Tudor Christmas Cookalong

Looking for last minute holiday feast ideas? Historic Royal Palaces has some suggestions from the Tudors whose feasting prowess was legendary. They’ve posted two Tudor Christmas Cookalong videos hosted by food historian Robin Mitchener who is part of the crack team in the Hampton Court Palace kitchens that recreate period foods for the visitors to the palace.

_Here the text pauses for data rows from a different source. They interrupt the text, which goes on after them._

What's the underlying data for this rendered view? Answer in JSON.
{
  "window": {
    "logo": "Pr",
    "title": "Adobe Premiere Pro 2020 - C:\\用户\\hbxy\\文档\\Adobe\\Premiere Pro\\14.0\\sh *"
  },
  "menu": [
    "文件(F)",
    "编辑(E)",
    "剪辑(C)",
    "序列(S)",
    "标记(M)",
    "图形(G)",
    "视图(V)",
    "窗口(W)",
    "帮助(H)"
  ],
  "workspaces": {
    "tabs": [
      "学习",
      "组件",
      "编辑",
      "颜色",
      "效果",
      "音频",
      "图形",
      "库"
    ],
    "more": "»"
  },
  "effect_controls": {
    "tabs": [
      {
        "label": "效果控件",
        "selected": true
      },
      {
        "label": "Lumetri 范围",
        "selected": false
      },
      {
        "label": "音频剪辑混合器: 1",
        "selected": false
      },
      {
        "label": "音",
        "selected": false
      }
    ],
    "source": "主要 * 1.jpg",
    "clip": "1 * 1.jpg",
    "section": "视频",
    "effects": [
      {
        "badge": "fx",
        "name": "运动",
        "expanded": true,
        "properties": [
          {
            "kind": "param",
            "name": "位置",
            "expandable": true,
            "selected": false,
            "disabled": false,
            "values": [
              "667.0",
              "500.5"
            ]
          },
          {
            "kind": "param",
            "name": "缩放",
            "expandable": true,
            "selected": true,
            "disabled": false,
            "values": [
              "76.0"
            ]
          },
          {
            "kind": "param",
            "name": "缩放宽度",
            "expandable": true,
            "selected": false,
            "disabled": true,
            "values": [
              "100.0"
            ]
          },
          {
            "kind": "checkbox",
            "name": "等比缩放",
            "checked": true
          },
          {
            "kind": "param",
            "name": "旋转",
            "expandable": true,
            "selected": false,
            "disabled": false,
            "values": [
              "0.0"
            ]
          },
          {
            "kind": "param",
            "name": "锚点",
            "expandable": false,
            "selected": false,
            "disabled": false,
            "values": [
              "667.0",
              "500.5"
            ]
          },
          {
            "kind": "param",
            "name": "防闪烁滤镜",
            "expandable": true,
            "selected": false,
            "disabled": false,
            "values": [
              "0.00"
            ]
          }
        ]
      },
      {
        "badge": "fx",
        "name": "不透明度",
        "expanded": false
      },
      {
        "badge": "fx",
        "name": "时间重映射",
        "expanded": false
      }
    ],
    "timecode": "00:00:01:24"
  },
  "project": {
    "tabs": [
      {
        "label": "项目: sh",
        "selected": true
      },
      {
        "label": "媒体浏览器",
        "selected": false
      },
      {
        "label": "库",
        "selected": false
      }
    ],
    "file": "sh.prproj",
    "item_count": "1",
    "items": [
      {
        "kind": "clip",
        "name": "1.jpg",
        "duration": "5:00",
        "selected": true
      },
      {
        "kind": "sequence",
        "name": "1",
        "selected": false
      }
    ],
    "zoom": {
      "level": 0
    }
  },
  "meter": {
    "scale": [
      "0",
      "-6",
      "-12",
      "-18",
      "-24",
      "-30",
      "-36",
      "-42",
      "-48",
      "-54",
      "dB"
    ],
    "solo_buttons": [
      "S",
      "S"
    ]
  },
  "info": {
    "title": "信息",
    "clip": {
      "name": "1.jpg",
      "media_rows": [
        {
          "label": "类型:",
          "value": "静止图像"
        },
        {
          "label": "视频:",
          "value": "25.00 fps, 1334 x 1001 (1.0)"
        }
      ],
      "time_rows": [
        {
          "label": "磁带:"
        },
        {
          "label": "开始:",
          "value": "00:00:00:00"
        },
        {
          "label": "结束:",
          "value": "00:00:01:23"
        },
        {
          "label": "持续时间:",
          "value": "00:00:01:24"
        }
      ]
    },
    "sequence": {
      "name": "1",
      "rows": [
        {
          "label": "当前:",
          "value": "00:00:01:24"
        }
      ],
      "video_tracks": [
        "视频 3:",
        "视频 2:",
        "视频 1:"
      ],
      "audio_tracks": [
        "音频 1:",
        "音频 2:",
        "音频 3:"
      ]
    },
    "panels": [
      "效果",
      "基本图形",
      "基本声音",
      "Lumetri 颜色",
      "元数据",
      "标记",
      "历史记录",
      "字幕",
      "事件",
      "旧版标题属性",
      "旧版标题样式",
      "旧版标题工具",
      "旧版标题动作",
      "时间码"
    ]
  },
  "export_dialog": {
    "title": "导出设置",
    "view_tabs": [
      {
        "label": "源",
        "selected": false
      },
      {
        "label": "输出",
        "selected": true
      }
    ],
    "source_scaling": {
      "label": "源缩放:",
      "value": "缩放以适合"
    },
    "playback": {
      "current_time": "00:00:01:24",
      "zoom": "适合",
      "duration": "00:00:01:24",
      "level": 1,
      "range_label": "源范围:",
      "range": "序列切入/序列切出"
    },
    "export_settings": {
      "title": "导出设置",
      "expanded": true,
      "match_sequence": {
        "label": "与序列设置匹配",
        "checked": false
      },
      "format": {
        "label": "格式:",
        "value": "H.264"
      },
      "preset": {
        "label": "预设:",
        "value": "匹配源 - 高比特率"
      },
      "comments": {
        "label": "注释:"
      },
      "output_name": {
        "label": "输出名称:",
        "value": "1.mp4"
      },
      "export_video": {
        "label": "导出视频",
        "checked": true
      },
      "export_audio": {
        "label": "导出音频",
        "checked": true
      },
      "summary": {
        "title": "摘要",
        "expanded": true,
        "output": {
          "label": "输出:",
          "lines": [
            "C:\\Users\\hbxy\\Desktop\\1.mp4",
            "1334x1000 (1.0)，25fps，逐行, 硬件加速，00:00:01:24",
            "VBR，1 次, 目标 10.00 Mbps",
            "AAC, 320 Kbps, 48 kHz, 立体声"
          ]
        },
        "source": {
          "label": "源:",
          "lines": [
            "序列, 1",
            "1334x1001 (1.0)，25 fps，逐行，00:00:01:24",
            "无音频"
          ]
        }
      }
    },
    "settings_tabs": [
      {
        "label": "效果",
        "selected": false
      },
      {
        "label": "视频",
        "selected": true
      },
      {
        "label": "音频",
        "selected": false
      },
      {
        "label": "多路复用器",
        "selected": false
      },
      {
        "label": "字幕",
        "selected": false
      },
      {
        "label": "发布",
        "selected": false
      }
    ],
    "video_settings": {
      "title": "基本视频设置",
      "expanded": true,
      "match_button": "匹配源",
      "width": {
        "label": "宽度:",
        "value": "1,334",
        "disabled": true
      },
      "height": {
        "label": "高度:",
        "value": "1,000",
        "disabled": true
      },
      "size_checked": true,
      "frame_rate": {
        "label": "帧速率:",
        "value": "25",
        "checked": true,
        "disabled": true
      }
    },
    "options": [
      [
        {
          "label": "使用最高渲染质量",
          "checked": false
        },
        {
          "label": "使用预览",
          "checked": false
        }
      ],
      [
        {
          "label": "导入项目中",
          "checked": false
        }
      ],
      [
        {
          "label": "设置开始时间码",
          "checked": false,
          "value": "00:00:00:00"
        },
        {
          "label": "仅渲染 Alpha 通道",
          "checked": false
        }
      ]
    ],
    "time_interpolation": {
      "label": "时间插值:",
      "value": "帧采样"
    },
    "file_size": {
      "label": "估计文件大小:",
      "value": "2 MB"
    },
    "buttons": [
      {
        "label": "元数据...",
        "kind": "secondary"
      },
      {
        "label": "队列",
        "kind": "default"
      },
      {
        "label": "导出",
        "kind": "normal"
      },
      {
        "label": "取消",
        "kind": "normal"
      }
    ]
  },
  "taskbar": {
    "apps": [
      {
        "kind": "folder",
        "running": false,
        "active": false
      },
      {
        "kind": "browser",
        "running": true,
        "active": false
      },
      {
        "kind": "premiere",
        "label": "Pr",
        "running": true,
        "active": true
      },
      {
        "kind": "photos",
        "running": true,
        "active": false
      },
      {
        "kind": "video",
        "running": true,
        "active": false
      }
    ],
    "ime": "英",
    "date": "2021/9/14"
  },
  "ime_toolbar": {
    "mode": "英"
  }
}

The first video in the series is for a dish called Sauge made from leftover white meat, so maybe more of a post-Christmas dish unless you still have turkey in the freezer from Thanksgiving. It’s like a combination of chicken and egg salad, only without mayonnaise or oil. The yolks get mashed up in a monster marble mortar and pestle with spices, herbs and vinegar, though, so it does get somewhat creamed. Please note around the 2:40 mark how slickly Robin Mitchener deploys his blade.


Next is Cormarye, a marinated pork loin dish that looks legitimately delicious. In Tudor times the entire loin was roasted on a spit in one of the ginormous Hampton Court fireplaces, but the food historian has modified it to use readily available and easily pan-cooked loin steaks.


The whole YouTube channel is a treasury of cooking videos. This one from six years ago offers a Tudor-style alternative to the traditional Christmas mince pie. It’s called Ryschewys close and fryez (watch the video to learn how to pronounce it) and is a pasta parcel filled with fruits and nut paste and fried.


This one isn’t Christmas themed per se. It’s a savory cheese pie filled with all the rich dairy you’re not supposed to eat at Lent, hence the name Tartes owt of Lente. I’m sure it’s very tasty and looks relatively simple to prepare, but the key part of the video as far as I’m concerned is the unimpeded view of Robin whipping out his trusty scimitar from his hip holster. Watch out cowboys; we history nerds are coming for you.


Merry Christmahannakwanzika, all!

9 thoughts on “Tudor Christmas Cookalong

  1. Happy Christmas and thank you for your hard work over the year. If you put it up we’ll come and read it!

  2. “the traditional Christmas mince pie”: now I come to think of it, it’s time for a mince pie, and some Earl Grey in my jolly Christmas present mug.

    MX and a HNY to everybody, and especially to our hard-working host.

  3. Yes, first thing I noticed was that lovely scabbard! I can do a pretty good mince, but it’s not the same effect pulling the knife out of a block. I really want a scabbard now. I’m trying to gen the process that cooking twice a day for 600 people would necessitate, sans modern appliances fueled by electricity and gas. Came to the conclusion that it would be pretty much the same as us food nerds use now, just there’d be a whole lot of us working at the same time. It’s simpler and faster to use a knife or a pestle than it is a machine, as long as you’ve got the people. (Even one or two can serve a small crowd.) I wonder if somewhere there is a painting showing a Tudor kitchen in action. Imagine the flurry of motion!

  4. Io Saturnalia, Livius Drusus!

    As always thank you for the gift that is your blog.

    Happy Christmas and an excellent and prosperous New Year!